Action Point: Reduce the number of plugins that you use and choose lighter options.
Keep WordPress, plugins and themes updated
WordPress gets regularly updated with cleaner and leaner coding and functionality. You should always make sure to keep your WordPress and its plugins updated to the latest version.
It’s an easy process that is automated for security updates on WordPress by default and most good hosting companies should allow you to update automatically and WordPress by default does too.

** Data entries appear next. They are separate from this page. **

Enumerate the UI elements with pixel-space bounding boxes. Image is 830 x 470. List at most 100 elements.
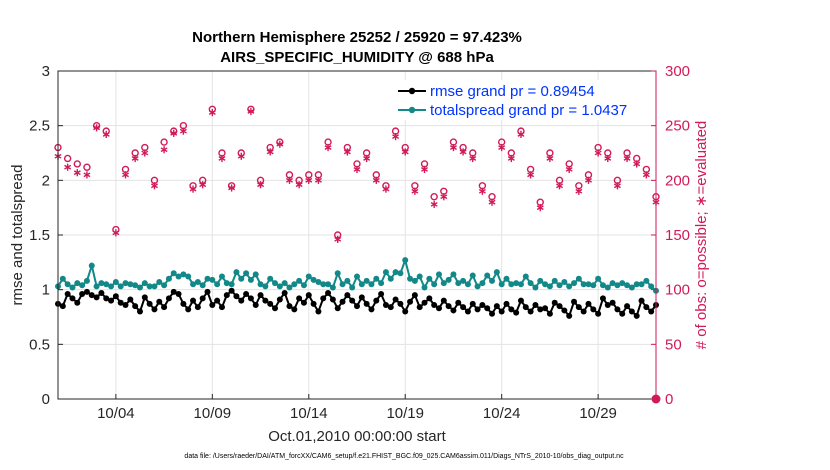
obs-evaluated-point	[208, 108, 216, 117]
rmse-point	[590, 306, 597, 313]
legend-rmse-label: rmse grand pr = 0.89454	[430, 83, 595, 100]
obs-evaluated-point	[517, 130, 525, 139]
obs-evaluated-point	[160, 146, 168, 154]
totalspread-point	[378, 280, 385, 287]
totalspread-point	[170, 270, 177, 277]
totalspread-point	[64, 281, 71, 288]
rmse-point	[464, 308, 471, 315]
totalspread-point	[305, 273, 312, 280]
rmse-point	[551, 299, 558, 306]
totalspread-point	[407, 275, 414, 282]
rmse-point	[243, 291, 250, 298]
legend-box	[396, 80, 653, 120]
totalspread-point	[489, 277, 496, 284]
totalspread-point	[127, 281, 134, 288]
obs-evaluated-point	[170, 129, 178, 137]
totalspread-point	[508, 281, 515, 288]
obs-evaluated-point	[324, 143, 332, 152]
y-tick-label: 0.5	[29, 336, 50, 353]
totalspread-point	[402, 257, 409, 264]
obs-possible-point	[63, 154, 72, 163]
obs-possible-point	[73, 160, 81, 168]
obs-evaluated-point	[633, 160, 641, 168]
totalspread-point	[223, 280, 230, 287]
totalspread-point	[517, 281, 524, 288]
rmse-point	[204, 288, 211, 295]
totalspread-point	[450, 271, 457, 278]
y-tick-label: 2.5	[29, 118, 50, 135]
totalspread-point	[247, 276, 254, 283]
rmse-point	[489, 310, 496, 317]
totalspread-point	[546, 283, 553, 290]
series-totalspread	[55, 256, 659, 294]
totalspread-point	[537, 277, 544, 284]
rmse-point	[79, 291, 86, 298]
totalspread-point	[484, 272, 491, 279]
rmse-point	[599, 295, 606, 302]
rmse-point	[416, 304, 423, 311]
totalspread-point	[397, 270, 404, 277]
totalspread-point	[262, 283, 269, 290]
totalspread-point	[638, 281, 645, 288]
rmse-point	[643, 304, 650, 311]
totalspread-point	[464, 281, 471, 288]
obs-evaluated-point	[430, 200, 438, 208]
y-tick-label: 0	[42, 391, 50, 408]
rmse-point	[132, 303, 139, 310]
totalspread-point	[585, 281, 592, 288]
totalspread-point	[180, 271, 187, 278]
obs-evaluated-point	[228, 184, 236, 192]
totalspread-point	[296, 277, 303, 284]
totalspread-point	[609, 280, 616, 287]
totalspread-point	[435, 271, 442, 278]
totalspread-point	[344, 277, 351, 284]
rmse-point	[527, 308, 534, 315]
totalspread-point	[161, 282, 168, 289]
y-right-tick-label: 0	[665, 391, 673, 408]
totalspread-point	[556, 282, 563, 289]
rmse-point	[382, 301, 389, 308]
obs-evaluated-point	[623, 154, 631, 163]
rmse-point	[339, 298, 346, 305]
totalspread-point	[59, 275, 66, 282]
rmse-point	[542, 305, 549, 312]
rmse-point	[638, 297, 645, 304]
totalspread-point	[599, 282, 606, 289]
rmse-point	[146, 300, 153, 307]
totalspread-point	[426, 275, 433, 282]
totalspread-point	[218, 273, 225, 280]
rmse-point	[218, 304, 225, 311]
rmse-point	[556, 303, 563, 310]
obs-evaluated-point	[392, 133, 400, 141]
rmse-point	[300, 299, 307, 306]
rmse-point	[455, 299, 462, 306]
obs-evaluated-point	[93, 124, 101, 132]
rmse-point	[170, 288, 177, 295]
totalspread-point	[132, 282, 139, 289]
totalspread-point	[233, 269, 240, 276]
rmse-point	[633, 312, 640, 319]
chart-title-line2: AIRS_SPECIFIC_HUMIDITY @ 688 hPa	[220, 49, 494, 66]
x-tick-label: 10/24	[483, 405, 521, 422]
rmse-point	[228, 287, 235, 294]
obs-evaluated-point	[199, 181, 207, 189]
rmse-point	[624, 303, 631, 310]
totalspread-point	[590, 282, 597, 289]
obs-evaluated-point	[247, 107, 255, 116]
y-right-tick-label: 50	[665, 336, 682, 353]
rmse-point	[387, 304, 394, 311]
rmse-point	[247, 295, 254, 302]
rmse-point	[435, 305, 442, 312]
obs-evaluated-point	[594, 149, 602, 157]
obs-evaluated-point	[401, 148, 409, 156]
totalspread-point	[112, 279, 119, 286]
rmse-point	[595, 310, 602, 317]
rmse-point	[498, 308, 505, 315]
rmse-point	[614, 306, 621, 313]
rmse-point	[503, 300, 510, 307]
obs-evaluated-point	[276, 140, 284, 148]
totalspread-point	[358, 281, 365, 288]
totalspread-point	[440, 280, 447, 287]
rmse-point	[257, 292, 264, 299]
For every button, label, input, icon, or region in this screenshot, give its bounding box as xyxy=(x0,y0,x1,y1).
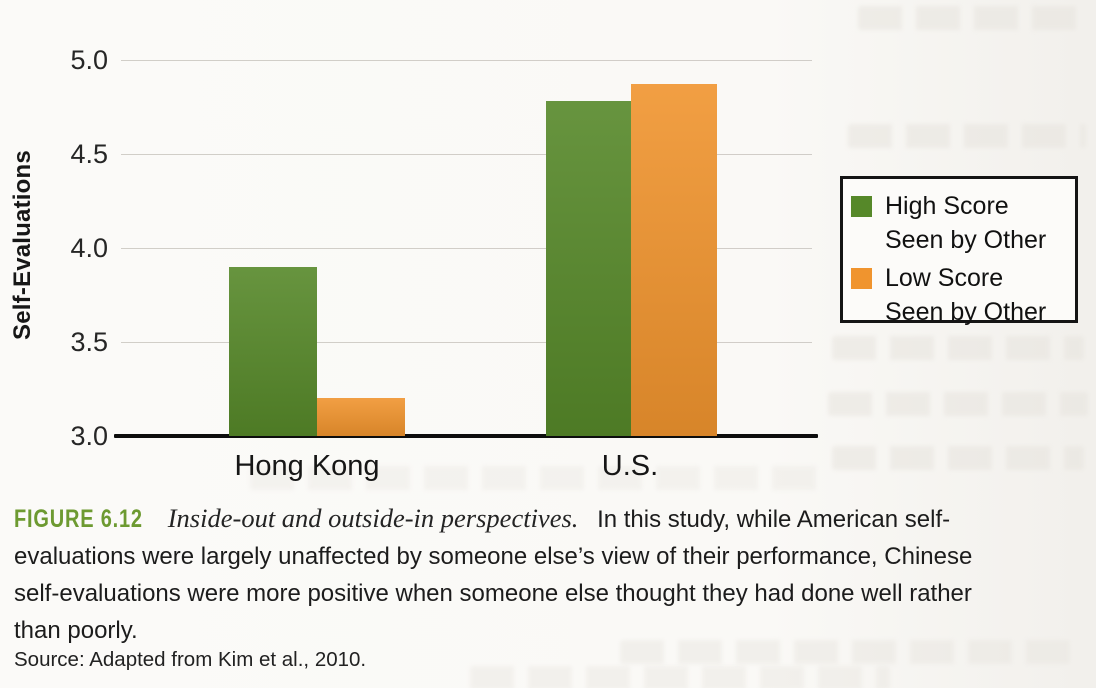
legend-label-line: Seen by Other xyxy=(885,298,1047,326)
high-score-swatch-icon xyxy=(851,196,872,217)
legend-entry-low-score: Low Score Seen by Other xyxy=(851,261,1075,329)
bar-hong-kong-high-score xyxy=(229,266,317,436)
legend-label-high-score: High Score Seen by Other xyxy=(885,189,1046,257)
x-axis-line xyxy=(114,434,818,438)
chart-legend: High Score Seen by Other Low Score Seen … xyxy=(840,176,1078,326)
legend-entry-high-score: High Score Seen by Other xyxy=(851,189,1075,257)
caption-line-1: FIGURE 6.12 Inside-out and outside-in pe… xyxy=(14,500,1088,538)
figure-title: Inside-out and outside-in perspectives. xyxy=(167,503,579,533)
source-note: Source: Adapted from Kim et al., 2010. xyxy=(14,648,367,671)
figure-number: FIGURE 6.12 xyxy=(14,505,143,533)
legend-label-line: Seen by Other xyxy=(885,226,1047,254)
y-tick-label-3.0: 3.0 xyxy=(70,421,108,451)
y-axis-title: Self-Evaluations xyxy=(9,150,36,341)
gridline-5.0 xyxy=(121,60,812,61)
caption-line-4: than poorly. xyxy=(14,617,138,644)
figure-caption: FIGURE 6.12 Inside-out and outside-in pe… xyxy=(14,500,1088,649)
y-tick-label-3.5: 3.5 xyxy=(70,327,108,357)
bar-hong-kong-low-score xyxy=(317,398,405,436)
caption-line-2: evaluations were largely unaffected by s… xyxy=(14,543,973,570)
y-tick-label-4.0: 4.0 xyxy=(70,233,108,263)
x-category-label-us: U.S. xyxy=(601,450,659,482)
gridline-3.5 xyxy=(121,342,812,343)
legend-label-line: Low Score xyxy=(885,264,1004,292)
y-tick-label-5.0: 5.0 xyxy=(70,45,108,75)
y-tick-label-4.5: 4.5 xyxy=(70,139,108,169)
gridline-4.5 xyxy=(121,154,812,155)
x-category-label-hong-kong: Hong Kong xyxy=(234,450,380,482)
bar-u-s-high-score xyxy=(546,101,632,436)
legend-label-low-score: Low Score Seen by Other xyxy=(885,261,1046,329)
legend-label-line: High Score xyxy=(885,192,1009,220)
caption-line-3: self-evaluations were more positive when… xyxy=(14,580,972,607)
bar-u-s-low-score xyxy=(631,84,717,436)
low-score-swatch-icon xyxy=(851,268,872,289)
caption-text: In this study, while American self- xyxy=(597,506,951,533)
gridline-4.0 xyxy=(121,248,812,249)
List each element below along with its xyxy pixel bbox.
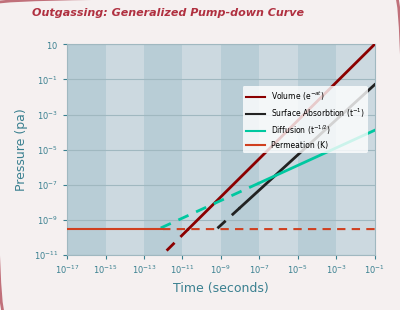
Text: Outgassing: Generalized Pump-down Curve: Outgassing: Generalized Pump-down Curve bbox=[32, 7, 304, 17]
Bar bbox=[182, 44, 221, 255]
Bar bbox=[106, 44, 144, 255]
Y-axis label: Pressure (pa): Pressure (pa) bbox=[15, 108, 28, 191]
Bar bbox=[221, 44, 259, 255]
Bar bbox=[336, 44, 375, 255]
X-axis label: Time (seconds): Time (seconds) bbox=[173, 282, 269, 295]
Bar bbox=[144, 44, 182, 255]
Legend: Volume (e$^{-at}$), Surface Absorbtion (t$^{-1}$), Diffusion (t$^{-1/2}$), Perme: Volume (e$^{-at}$), Surface Absorbtion (… bbox=[243, 86, 368, 153]
Bar bbox=[298, 44, 336, 255]
Bar bbox=[67, 44, 106, 255]
Bar bbox=[259, 44, 298, 255]
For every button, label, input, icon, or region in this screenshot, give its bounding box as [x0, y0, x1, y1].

Action Point: Make sure to update your WordPress, themes and plugins. Set them to be automatically updated to make this easier.
Optimize the WordPress database
You should make sure to optimize the WordPress MySQL database too. This is where WordPress stores and organizes all your data.
WP-Optimize plugin helps you run regular database maintenance without any tech know-how and with one click on a button. It cleans all post revisions, spam comments and reduces the size of your database.
Aim to set it to do this process automatically at least once per month.
Action Point: Optimize your WordPress data on a monthly basis using WP-Optimize.
And that’s it. Aim to implement the majority of the steps recommended as they will make a difference and will help you speed up your WordPress site. Top page speed scores are waiting for you.
Your visitors will love you for your fast website and a more efficient user experience and so will Google and other search engines. And you’ll be making a difference for a greener and more environmentally friendly internet experience too.